No injuries were reported.
Five rockets targeted the airport, said Navy Captain Bill Urban, a US military spokesman.
A defensive weapon known as a C-RAM — a Counter-Rocket, Artillery and Mortar System — targeted the rockets in a whirling hail of ammunition, he said.
The system has a distinct, drill-like sound that echoed through the city at the time of the attack.
An IS statement, carried by the group’s Amaq media outlet, claimed the militants fired six rockets.
The White House said President Joe Biden was briefed on the rocket attack.
“The president was informed that operations continue uninterrupted at HKIA, and has reconfirmed his order that commanders redouble their efforts to prioritise doing whatever is necessary to protect our forces on the ground,” the statement said, using an acronym for Kabul’s airport.
Planes took off about every 20 minutes at one point on Monday morning.

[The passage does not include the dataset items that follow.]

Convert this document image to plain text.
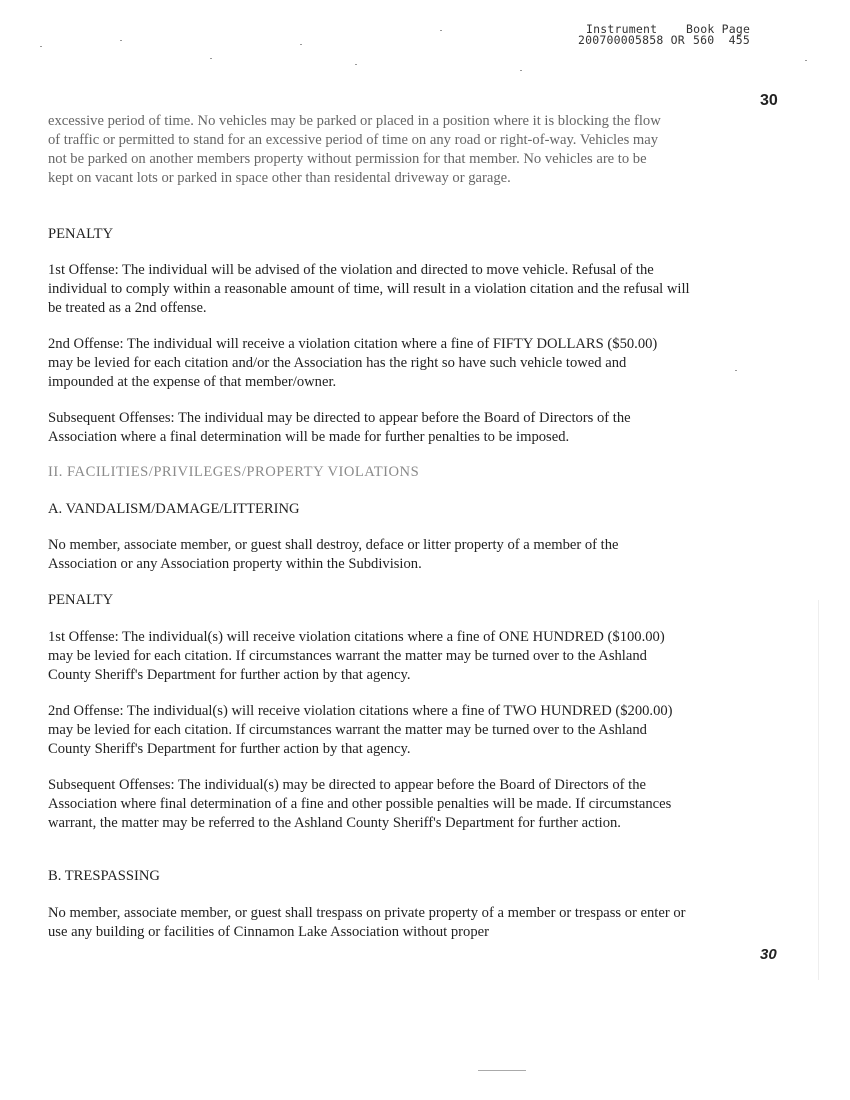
Instrument
200700005858 OR
Book Page
560 455
30

excessive period of time. No vehicles may be parked or placed in a position where it is blocking the flow of traffic or permitted to stand for an excessive period of time on any road or right-of-way. Vehicles may not be parked on another members property without permission for that member. No vehicles are to be kept on vacant lots or parked in space other than residental driveway or garage.

PENALTY

1st Offense: The individual will be advised of the violation and directed to move vehicle. Refusal of the individual to comply within a reasonable amount of time, will result in a violation citation and the refusal will be treated as a 2nd offense.

2nd Offense: The individual will receive a violation citation where a fine of FIFTY DOLLARS ($50.00) may be levied for each citation and/or the Association has the right so have such vehicle towed and impounded at the expense of that member/owner.

Subsequent Offenses: The individual may be directed to appear before the Board of Directors of the Association where a final determination will be made for further penalties to be imposed.

II. FACILITIES/PRIVILEGES/PROPERTY VIOLATIONS

A. VANDALISM/DAMAGE/LITTERING

No member, associate member, or guest shall destroy, deface or litter property of a member of the Association or any Association property within the Subdivision.

PENALTY

1st Offense: The individual(s) will receive violation citations where a fine of ONE HUNDRED ($100.00) may be levied for each citation. If circumstances warrant the matter may be turned over to the Ashland County Sheriff's Department for further action by that agency.

2nd Offense: The individual(s) will receive violation citations where a fine of TWO HUNDRED ($200.00) may be levied for each citation. If circumstances warrant the matter may be turned over to the Ashland County Sheriff's Department for further action by that agency.

Subsequent Offenses: The individual(s) may be directed to appear before the Board of Directors of the Association where final determination of a fine and other possible penalties will be made. If circumstances warrant, the matter may be referred to the Ashland County Sheriff's Department for further action.

B. TRESPASSING

No member, associate member, or guest shall trespass on private property of a member or trespass or enter or use any building or facilities of Cinnamon Lake Association without proper

30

One C-17 landing in the afternoon shot off flares as it approached, a manoeuvre to protect against heat-seeking missiles and a sign the US military remains concerned about surface-to-air missiles loose in the country.
It was not clear what was ablaze, although US forces typically destroy material and equipment they don’t take with them.
The airport had been one of the few ways out for foreigners and Afghans fleeing the Taliban.
However, coalition nations have halted their evacuations in recent days, leaving the US military largely alone there with some remaining allied Afghan forces.
The US State Department released a statement on Sunday signed by about 100 countries, as well as Nato and the European Union, saying they had received “assurances” from the Taliban that people with travel documents would still be able to leave.
The Taliban have said they will allow normal travel after the US withdrawal is completed on Tuesday and they take control of the airport.
The Taliban have honoured a pledge not to attack Western forces so long as they evacuate by Tuesday, but IS remains a threat.
The US carried out a drone strike Saturday that it said killed two IS members.
Relatives of those killed in Sunday’s strike disputed that account, saying it killed civilians who had nothing to do with the extremist group.
Najibullah Ismailzada said his brother-in-law, Zemarai Ahmadi, 38, had just arrived home from his job working with a Korean charity.
As he drove into the garage, his children came out to greet him, and that’s when the missile struck.
“We lost 10 members of our family,” Mr Ismailzada said, including six children raging in age from two to eight.
He said another relative, Naser Nejrabi, who was a former soldier in the Afghan army and a former interpreter for the US military in his mid-20s, also was killed, along with two teenagers.
Mr Urban, the military spokesman, acknowledged the reports of civilian casualties.
“We would be deeply saddened by any potential loss of innocent life,” he said in a statement.